Mit Schreiben vom 06.06.2013 lehnte die Beklagte den Terminsverlegungsantrag ab; ein erheblicher Grund für eine Terminsverlegung liege nicht vor.
Am 19.06.2013 fand die mündliche Verhandlung des Disziplinarausschusses statt. Der Kläger nahm an der mündlichen Verhandlung nicht teil.
Mit Beschluss vom 19.06.2013/Disziplinarbescheid vom 03.07.2013 stellte der Disziplinarausschuss fest, dass der Kläger seine Pflichten als Vertragsarzt verletzt habe und erteilte ihm einen Verweis. Der Kläger habe mit der fehlerhaften Abrechnung von Vorsorgeuntersuchungen (635 fehlerhafte Abrechnungen in den Quartalen 1/2004 bis 4/2006) die vertragsärztliche (Grund-)Pflicht zur peinlich genauen Abrechnung verletzt. Insoweit sei von fahrlässigem Verhalten auszugehen. Dass er die fehlerhaft abgerechneten Leistungen tatsächlich erbracht habe, sei unerheblich. Der Kläger habe die Abrechnungsfristen für Vorsorgeuntersuchungen nicht eingehalten. Das habe die Beklagte - aus datenschutzrechtlichen Gründen - nicht überprüfen können; hierzu seien nur die Krankenkassen befugt. Man habe dem Kläger daher entsprechende Hinweise nicht erteilen können. Die fehlerhafte Abrechnung sei weder in vorsätzlicher Bereicherungsabsicht noch grob fahrlässig, sondern fahrlässig vorgenommen worden, indem sich der Kläger von der Einhaltung der Abrechnungsfristen nicht überzeugt habe. Soweit der Kläger geltend mache, bei einem Vorbereitungsseminar im Jahr 1994 sei erklärt worden, die Vorsorgeuntersuchungen dürften bei entsprechendem Patientenwunsch oder medizinischer Notwendigkeit auch vor Ablauf von 2 Jahren (wiederholt) durchgeführt werden, und er habe deswegen angenommen, rechtsfehlerfrei abzurechnen, brauche das Vorliegen eines Irrtums nicht abschließend geklärt zu werden, da es sich allenfalls um einen vermeidbaren Verbotsirrtum handeln würde. Bei der Auswahl der Disziplinarmaßnahme sei man davon ausgegangen, dass der in Rede stehende Fehler als schwerwiegend einzustufen sei. Die vertragsärztliche Leistungserbringung beruhe in hohem Maße auf dem Vertrauen zu den Leistungserbringern und der Richtigkeit der Leistungsabrechnung. Deswegen bestehe eine besondere Sorgfaltspflicht, nur Leistungen abzurechnen, die in vollem Umfang den gesetzlichen und vertraglichen Vorgaben entsprächen. Zu Gunsten des Klägers werde berücksichtigt, dass er zum ersten Mal disziplinarisch aufgefallen sei. Unter Berücksichtigung aller Umstände werde ein Verweis für ausreichend erachtet, um den Kläger zukünftig zu veranlassen, sich strikt an die einschlägigen Bestimmungen zu halten und auch dafür Sorge zu tragen, künftig besondere Sorgfalt bezüglich der Leistungserbringung anzuwenden.

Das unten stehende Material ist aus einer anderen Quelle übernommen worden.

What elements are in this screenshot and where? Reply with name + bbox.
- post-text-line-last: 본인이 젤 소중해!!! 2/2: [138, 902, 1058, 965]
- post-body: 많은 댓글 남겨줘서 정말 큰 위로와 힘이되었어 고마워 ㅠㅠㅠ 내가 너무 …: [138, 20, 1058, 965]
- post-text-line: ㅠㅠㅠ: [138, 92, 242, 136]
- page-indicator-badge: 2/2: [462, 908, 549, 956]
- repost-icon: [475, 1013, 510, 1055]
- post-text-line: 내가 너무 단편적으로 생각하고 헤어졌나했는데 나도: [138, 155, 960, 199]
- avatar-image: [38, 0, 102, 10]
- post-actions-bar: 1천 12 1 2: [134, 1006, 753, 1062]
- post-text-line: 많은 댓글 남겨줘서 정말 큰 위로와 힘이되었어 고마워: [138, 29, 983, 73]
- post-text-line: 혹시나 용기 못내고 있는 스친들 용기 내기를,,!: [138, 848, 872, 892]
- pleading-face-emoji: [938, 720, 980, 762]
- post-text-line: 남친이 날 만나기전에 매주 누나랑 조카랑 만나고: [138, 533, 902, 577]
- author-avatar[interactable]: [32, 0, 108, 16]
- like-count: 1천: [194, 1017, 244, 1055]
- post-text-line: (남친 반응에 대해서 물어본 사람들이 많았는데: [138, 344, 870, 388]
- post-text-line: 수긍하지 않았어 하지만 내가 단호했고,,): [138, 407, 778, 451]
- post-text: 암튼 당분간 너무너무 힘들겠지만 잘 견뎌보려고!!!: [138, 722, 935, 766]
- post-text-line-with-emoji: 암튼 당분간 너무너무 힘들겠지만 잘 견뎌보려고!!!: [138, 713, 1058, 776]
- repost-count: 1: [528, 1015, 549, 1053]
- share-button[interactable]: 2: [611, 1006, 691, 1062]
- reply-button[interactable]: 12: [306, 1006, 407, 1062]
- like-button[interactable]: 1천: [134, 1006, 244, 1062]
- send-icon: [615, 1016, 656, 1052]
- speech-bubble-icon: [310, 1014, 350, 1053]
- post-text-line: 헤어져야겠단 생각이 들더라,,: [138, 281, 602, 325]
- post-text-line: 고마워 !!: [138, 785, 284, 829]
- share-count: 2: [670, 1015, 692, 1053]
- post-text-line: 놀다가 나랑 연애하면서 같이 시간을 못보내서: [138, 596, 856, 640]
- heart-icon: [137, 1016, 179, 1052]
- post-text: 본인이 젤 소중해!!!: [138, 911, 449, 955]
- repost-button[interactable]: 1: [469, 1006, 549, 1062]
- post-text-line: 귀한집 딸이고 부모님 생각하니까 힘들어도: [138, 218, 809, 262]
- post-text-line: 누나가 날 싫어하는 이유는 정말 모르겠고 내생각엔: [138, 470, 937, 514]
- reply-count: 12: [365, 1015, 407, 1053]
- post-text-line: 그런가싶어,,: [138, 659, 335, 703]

Am 01.08.2013 erhob der Kläger Klage beim SG. Er habe bei mehreren Patienten Vorsorgeuntersuchungen bewusst mehr als einmal in 2 Jahren durchgeführt. Vor der Praxiseröffnung habe er ein (Vorbereitungs-)Seminar der (Rechtsvorgängerin der) Beklagten besucht. Dort sei mitgeteilt worden, dass Gesundheitsuntersuchungen normalerweise alle zwei Jahre durchzuführen seien. Wenn jedoch ein Patient darauf bestehe, dürften diese Untersuchungen auch öfter erbracht werden. Das sei deutlich betont worden. Dadurch würden die Kosten für stationäre Behandlungen, Facharztbehandlungen und Arzneimittel geringgehalten. Bei der Honorarabrechnung werde auf diese Kriterien geachtet. Danach habe er gehandelt. Er habe deutlich weniger Krankenhauseinweisungen (Abweichung zur Fachgruppe -47%).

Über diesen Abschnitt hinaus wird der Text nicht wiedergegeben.